Merkur: „Linken Politiker im ARD: Ramelow wettert über Thüringen-Eklat – Maischberger trifft mit Frage empfindlichen Nerv“ (Link)

Spiegel: „Hier ist ein elendiges Spiel gemacht worden“: „Bei „Maischberger“ präsentierte sich Ex-Ministerpräsident Bodo Ramelow eine Woche nach dem Wahl-Eklat von Erfurt immer noch angefasst – und traf auf eine unbeeindruckte Moderatorin.“ (Link)

Welt: „Wollen Sie damit sagen, dass ich kein Experte war?“, fragt Ramelow (Link)

Focus: „Maischberger piesackt Ramelow dreimal mit selber Frage – der reagiert genervt“ (Link)

Stern: Bodo Ramelow stellt sich bei Maischberger – weicht den wichtigen Fragen aber aus (Link)

Bild hat natürlich den Vogel abgeschossen: „Ramelows Arroganz-Anfall bei Maischberger“ (Link)


Die CSU Schnitt das Interview so zusammen, dass Herr Ramelow so schlecht wie möglich dargestellt wird und riss seine Aussagen aus dem Zusammenhang. Titel: Best of Bodo Bodenlos (Link)

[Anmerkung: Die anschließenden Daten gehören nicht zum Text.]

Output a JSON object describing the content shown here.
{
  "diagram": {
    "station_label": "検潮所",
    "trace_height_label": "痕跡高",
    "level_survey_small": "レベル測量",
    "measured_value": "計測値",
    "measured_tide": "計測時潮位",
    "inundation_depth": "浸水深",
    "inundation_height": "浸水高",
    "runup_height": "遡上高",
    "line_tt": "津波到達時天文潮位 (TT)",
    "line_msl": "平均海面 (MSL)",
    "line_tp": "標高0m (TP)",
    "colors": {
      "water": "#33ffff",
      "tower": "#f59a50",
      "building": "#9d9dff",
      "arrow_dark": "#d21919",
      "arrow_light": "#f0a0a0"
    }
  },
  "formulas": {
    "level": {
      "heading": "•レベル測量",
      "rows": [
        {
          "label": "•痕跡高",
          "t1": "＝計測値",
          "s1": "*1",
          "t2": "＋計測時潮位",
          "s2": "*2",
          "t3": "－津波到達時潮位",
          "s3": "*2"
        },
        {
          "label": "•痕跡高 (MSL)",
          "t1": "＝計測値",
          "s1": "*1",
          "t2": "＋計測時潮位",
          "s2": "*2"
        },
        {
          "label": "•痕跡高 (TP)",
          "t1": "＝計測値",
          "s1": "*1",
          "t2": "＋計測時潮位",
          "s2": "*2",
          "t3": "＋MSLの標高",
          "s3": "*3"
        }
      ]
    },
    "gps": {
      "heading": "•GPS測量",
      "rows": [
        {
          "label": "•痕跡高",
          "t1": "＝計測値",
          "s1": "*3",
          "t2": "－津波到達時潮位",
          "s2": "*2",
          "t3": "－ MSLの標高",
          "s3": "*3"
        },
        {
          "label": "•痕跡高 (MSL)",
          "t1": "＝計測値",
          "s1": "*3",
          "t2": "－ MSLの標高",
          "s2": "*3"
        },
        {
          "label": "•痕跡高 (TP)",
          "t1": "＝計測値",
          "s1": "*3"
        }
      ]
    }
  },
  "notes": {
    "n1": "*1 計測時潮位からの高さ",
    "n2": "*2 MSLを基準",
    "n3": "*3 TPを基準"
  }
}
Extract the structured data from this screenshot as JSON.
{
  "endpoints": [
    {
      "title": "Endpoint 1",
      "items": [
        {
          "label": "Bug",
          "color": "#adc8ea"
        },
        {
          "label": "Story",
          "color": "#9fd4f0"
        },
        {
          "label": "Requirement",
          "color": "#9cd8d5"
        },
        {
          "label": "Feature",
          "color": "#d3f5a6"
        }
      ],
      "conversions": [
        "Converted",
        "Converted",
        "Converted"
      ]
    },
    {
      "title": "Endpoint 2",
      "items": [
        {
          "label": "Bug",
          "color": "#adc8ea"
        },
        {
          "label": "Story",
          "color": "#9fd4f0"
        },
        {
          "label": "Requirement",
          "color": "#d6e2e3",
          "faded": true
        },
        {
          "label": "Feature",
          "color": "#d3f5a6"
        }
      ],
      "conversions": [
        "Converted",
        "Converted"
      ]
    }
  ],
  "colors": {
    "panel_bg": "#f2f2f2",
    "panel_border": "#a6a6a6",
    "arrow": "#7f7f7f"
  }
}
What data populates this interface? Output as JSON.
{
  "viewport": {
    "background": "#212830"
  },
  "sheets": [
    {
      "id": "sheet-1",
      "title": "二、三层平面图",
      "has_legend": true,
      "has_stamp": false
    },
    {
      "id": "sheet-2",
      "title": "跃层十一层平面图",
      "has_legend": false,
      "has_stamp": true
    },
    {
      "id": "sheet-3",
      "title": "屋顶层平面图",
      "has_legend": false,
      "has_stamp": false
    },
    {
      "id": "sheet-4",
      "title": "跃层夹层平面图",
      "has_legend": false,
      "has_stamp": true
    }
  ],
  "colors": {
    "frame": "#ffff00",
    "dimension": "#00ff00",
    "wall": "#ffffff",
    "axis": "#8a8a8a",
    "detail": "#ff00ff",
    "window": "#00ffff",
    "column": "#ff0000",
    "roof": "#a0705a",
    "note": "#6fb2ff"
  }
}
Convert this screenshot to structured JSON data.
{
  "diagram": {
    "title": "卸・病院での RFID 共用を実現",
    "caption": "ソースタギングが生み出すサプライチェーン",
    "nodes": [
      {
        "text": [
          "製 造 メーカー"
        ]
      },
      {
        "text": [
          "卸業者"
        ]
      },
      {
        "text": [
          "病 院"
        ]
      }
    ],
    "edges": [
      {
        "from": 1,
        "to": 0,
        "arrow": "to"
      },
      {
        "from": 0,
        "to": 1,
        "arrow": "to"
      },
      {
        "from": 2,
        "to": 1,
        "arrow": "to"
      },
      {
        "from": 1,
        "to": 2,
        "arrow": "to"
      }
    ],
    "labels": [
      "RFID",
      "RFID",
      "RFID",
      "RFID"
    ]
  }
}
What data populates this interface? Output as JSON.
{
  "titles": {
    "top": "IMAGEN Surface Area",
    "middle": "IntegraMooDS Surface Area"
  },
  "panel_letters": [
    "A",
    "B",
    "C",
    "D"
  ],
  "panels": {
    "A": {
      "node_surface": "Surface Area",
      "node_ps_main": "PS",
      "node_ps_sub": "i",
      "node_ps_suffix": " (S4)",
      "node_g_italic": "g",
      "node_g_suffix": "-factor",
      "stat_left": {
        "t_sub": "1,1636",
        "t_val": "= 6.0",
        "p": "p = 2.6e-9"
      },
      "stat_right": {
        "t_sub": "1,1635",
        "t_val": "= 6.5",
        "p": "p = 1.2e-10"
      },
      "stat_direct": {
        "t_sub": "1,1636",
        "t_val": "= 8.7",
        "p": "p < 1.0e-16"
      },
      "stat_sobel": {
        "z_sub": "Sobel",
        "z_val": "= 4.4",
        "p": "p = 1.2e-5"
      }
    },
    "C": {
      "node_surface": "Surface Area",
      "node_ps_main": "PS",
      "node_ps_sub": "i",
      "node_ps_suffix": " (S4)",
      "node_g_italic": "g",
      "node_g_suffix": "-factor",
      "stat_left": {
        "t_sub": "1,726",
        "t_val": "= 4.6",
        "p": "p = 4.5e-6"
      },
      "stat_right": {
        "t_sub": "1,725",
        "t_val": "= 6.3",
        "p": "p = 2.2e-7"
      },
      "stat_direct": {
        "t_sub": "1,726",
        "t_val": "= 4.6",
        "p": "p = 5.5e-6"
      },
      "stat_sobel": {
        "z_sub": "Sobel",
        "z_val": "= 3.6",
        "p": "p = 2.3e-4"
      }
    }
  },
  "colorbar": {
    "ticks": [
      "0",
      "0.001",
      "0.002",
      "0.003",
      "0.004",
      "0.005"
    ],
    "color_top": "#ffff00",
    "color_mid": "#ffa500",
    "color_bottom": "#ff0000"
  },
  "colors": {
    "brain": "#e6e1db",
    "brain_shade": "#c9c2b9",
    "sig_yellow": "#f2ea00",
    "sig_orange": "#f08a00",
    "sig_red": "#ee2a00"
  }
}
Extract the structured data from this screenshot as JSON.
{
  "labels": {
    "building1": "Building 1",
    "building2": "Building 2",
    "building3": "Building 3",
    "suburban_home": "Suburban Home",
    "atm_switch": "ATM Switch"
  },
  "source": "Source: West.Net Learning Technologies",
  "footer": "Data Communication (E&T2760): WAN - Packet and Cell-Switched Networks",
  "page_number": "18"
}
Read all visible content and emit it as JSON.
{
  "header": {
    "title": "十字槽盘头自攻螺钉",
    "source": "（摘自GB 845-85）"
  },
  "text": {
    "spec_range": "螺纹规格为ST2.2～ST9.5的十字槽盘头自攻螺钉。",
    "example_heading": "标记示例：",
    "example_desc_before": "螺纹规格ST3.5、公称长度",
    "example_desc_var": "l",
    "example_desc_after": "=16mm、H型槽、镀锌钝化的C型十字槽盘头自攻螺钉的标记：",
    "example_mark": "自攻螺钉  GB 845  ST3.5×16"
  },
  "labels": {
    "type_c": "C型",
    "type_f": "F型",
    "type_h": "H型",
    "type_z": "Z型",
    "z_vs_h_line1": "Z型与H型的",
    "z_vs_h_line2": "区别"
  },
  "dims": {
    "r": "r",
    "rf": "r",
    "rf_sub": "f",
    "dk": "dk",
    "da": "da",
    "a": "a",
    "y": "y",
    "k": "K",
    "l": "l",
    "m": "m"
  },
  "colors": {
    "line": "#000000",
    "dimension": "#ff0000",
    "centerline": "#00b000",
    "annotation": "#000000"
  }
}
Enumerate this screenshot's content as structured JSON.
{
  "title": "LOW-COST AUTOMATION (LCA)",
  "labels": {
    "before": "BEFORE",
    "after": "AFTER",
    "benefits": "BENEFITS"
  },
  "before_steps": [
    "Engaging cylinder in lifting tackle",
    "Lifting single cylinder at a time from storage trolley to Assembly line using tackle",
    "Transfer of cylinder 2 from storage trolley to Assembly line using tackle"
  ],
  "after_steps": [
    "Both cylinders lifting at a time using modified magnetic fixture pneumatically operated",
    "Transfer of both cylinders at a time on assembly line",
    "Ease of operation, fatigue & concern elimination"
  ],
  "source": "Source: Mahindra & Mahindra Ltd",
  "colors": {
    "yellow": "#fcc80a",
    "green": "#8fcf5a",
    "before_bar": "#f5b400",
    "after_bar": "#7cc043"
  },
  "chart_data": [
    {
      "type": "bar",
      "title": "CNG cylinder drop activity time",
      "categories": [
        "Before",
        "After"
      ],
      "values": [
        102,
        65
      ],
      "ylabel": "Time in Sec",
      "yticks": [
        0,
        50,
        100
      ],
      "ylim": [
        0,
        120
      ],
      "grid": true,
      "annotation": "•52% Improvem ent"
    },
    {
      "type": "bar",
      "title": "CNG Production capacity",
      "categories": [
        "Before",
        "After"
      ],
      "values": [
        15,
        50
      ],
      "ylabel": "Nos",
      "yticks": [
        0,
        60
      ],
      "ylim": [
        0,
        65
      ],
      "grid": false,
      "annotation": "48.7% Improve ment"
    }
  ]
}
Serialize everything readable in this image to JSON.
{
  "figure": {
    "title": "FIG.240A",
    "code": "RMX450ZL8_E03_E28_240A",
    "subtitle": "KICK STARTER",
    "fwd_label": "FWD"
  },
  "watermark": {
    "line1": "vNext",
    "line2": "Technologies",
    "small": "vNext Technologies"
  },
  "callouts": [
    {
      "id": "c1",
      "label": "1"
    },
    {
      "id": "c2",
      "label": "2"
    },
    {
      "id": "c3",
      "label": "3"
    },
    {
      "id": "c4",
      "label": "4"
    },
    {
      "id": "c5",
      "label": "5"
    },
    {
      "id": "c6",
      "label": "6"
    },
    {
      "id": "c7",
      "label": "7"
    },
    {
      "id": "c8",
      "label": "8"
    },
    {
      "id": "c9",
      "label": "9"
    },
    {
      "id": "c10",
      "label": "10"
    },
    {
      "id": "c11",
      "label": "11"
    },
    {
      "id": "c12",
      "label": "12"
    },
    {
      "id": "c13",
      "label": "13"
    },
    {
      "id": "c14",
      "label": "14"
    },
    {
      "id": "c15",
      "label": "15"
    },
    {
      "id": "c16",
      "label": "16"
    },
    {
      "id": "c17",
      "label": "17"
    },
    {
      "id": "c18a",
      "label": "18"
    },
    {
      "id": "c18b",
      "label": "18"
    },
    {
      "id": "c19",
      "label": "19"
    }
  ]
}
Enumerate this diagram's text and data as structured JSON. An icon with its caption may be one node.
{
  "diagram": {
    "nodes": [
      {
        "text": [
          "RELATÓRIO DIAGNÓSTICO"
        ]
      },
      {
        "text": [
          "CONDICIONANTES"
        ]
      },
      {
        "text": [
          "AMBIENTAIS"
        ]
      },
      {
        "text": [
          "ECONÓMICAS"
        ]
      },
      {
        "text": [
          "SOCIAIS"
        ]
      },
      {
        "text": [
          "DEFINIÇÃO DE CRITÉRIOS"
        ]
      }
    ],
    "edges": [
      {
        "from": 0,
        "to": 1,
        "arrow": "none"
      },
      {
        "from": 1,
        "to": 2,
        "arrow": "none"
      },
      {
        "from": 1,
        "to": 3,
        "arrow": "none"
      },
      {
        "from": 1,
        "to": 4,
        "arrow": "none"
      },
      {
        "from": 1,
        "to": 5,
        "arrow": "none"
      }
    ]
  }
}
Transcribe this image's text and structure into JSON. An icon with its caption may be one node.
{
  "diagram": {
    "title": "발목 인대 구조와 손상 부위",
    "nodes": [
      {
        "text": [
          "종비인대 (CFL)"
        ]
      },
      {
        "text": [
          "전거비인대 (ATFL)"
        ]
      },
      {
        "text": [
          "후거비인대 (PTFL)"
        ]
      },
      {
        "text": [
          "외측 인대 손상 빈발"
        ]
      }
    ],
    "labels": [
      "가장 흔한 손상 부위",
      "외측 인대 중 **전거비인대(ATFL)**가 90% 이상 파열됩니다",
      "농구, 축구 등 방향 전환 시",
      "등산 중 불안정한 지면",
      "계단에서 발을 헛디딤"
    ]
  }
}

Auch Frau Maischberger versuchte, ihn negativ aussehen zu lassen

Ich hatte den Eindruck, Frau Maischberger versuchte permanent Herr Ramelow negativ dastehen zu lassen. Von wegen: ein linker Ministerpräsident darf nicht so gut dastehen, wie er es im Moment tut. Aber das ist nur mein subjektiver Eindruck des Interviews. Es sei auch kurz zu erwähnen, dass es in der Verantwortung der Abgeordneten von FDP, CDU und AfD in Thüringen liegt, dass das Bundesland jetzt im Chaos liegt.

Das Interview wirkte fast so, als wolle Frau Maischberger die Schuld Herr Ramelow in die Schuhe schieben, dabei hat er alle legitimen Mittel eines Demokraten angewandt, um eine Minderheitsregierung zu bilden. Letztendlich verließ er sich darauf, dass die FDP und die CDU niemals mit der AfD zusammenarbeiten würden (hätten wir das nicht alle gedacht) und diese ihm demnach ermöglichen werden, eine Minderheitsregierung zu bilden.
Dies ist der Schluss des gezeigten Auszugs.